Las luces de los faros, el chirrido de las llantas y los pitidos son el primer indicio de que la suerte juega a mi favor. Como puedo logro patear al hombre en las piernas. Pero él no se detiene por mí, sino por el conductor que baja de su deportivo dispuesto a molerlo a golpes.

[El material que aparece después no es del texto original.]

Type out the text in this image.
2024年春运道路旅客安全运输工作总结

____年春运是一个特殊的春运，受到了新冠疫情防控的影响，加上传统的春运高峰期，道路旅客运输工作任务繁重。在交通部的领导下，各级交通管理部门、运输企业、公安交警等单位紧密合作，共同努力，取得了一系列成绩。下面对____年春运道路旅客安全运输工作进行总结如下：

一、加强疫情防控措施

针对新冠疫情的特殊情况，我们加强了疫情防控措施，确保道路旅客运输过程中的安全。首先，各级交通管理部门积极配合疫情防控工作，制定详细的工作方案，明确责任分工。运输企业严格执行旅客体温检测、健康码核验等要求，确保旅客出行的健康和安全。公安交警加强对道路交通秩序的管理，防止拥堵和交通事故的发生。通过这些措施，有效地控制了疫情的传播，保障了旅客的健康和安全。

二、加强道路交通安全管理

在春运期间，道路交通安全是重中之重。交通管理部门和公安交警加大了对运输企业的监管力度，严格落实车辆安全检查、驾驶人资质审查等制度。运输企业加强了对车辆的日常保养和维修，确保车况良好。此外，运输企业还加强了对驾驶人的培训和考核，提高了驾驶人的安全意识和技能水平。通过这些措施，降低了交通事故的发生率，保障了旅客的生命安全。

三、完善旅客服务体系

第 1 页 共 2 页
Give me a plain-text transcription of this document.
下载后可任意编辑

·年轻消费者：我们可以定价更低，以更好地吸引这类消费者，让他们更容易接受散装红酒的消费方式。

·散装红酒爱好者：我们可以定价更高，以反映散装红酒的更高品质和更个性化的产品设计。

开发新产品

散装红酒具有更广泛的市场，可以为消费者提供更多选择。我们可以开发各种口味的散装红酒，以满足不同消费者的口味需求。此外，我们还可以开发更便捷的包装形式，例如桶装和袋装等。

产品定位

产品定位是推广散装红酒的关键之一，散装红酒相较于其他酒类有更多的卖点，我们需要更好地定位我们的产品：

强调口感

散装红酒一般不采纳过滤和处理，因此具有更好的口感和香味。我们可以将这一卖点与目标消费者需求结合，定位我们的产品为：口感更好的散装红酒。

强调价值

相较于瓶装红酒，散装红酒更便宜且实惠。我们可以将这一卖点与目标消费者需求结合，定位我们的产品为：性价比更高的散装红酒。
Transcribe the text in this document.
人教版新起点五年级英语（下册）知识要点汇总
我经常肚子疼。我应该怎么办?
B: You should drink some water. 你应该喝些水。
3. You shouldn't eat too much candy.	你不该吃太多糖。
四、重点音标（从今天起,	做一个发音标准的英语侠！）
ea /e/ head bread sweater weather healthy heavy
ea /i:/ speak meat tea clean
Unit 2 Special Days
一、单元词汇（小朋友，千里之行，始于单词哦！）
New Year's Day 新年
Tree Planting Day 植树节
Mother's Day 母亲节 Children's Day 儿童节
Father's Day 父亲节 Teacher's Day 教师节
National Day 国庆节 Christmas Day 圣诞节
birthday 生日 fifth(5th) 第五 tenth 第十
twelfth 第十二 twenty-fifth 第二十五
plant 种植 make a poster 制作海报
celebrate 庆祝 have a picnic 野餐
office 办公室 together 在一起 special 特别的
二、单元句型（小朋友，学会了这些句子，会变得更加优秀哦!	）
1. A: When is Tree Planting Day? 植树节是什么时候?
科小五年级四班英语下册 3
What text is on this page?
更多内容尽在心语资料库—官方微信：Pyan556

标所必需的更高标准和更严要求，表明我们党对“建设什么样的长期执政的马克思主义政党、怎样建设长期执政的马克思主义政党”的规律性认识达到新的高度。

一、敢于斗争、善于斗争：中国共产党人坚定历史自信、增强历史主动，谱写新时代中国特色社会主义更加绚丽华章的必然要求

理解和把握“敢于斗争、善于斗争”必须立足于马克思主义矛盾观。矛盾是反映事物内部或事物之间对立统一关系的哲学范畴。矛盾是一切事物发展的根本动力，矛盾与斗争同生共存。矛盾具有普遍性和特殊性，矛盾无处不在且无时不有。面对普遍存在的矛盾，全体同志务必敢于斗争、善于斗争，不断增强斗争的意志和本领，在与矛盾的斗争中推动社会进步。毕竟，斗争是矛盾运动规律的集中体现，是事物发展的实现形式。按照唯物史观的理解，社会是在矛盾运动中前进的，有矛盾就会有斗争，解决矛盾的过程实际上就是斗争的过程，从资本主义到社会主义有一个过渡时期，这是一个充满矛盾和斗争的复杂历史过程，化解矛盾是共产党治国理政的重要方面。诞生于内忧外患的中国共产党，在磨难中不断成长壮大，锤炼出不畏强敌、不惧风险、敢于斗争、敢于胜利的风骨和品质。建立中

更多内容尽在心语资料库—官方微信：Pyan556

—Esto no es tu asunto —habla el barbudo sin dejar de forcejear.

—Lo diré sólo una vez: suéltala ahora mismo.

Hay algo en la voz de él, quizá su sonido áspero o la mirada que es capaz de congelar un desierto, tal vez es que suena y parece decidido a dar pelea por mí, lo que sea consigue hacer que el hombre me suelte.

—Como quieras, nos veremos pronto, gatita.

Se aleja como si no hubiese estado a punto de secuestrarme o peor, mucho peor. Noto que estoy temblando cuando él pone su mano sobre mi hombro.

—¿Estás bien?

Asiento sin perder de vista al borracho que sube a su vehículo, lo enciende y se marcha. Siento el temblor en mis hombros y espalda, me esfuerzo en ignorarlo. Unos profundos ojos azules no paran de observarme de pies a cabeza como si quisiera encontrar alguna herida, la mano de él sigue sobre mi hombro. Tiene unos ojos helados que podrían hacer arder un infierno.

—¿Estás bien?

Vuelvo a asentir, pero ahora con lágrimas en las mejillas y los temblores leves se convierten en convulsiones de llanto. Me llevo las manos al rostro con terror, «¿Qué sería de Adrián si algo me hubiese pasado?»No quiero pensar en lo que hubiera ocurrido, pero no puedo evitarlo. Soy consciente que ser una bailarina erótica y servir bebidas a ebrios es más complicado que sólo rechazar propuestas de sexo y esquivar manoseos.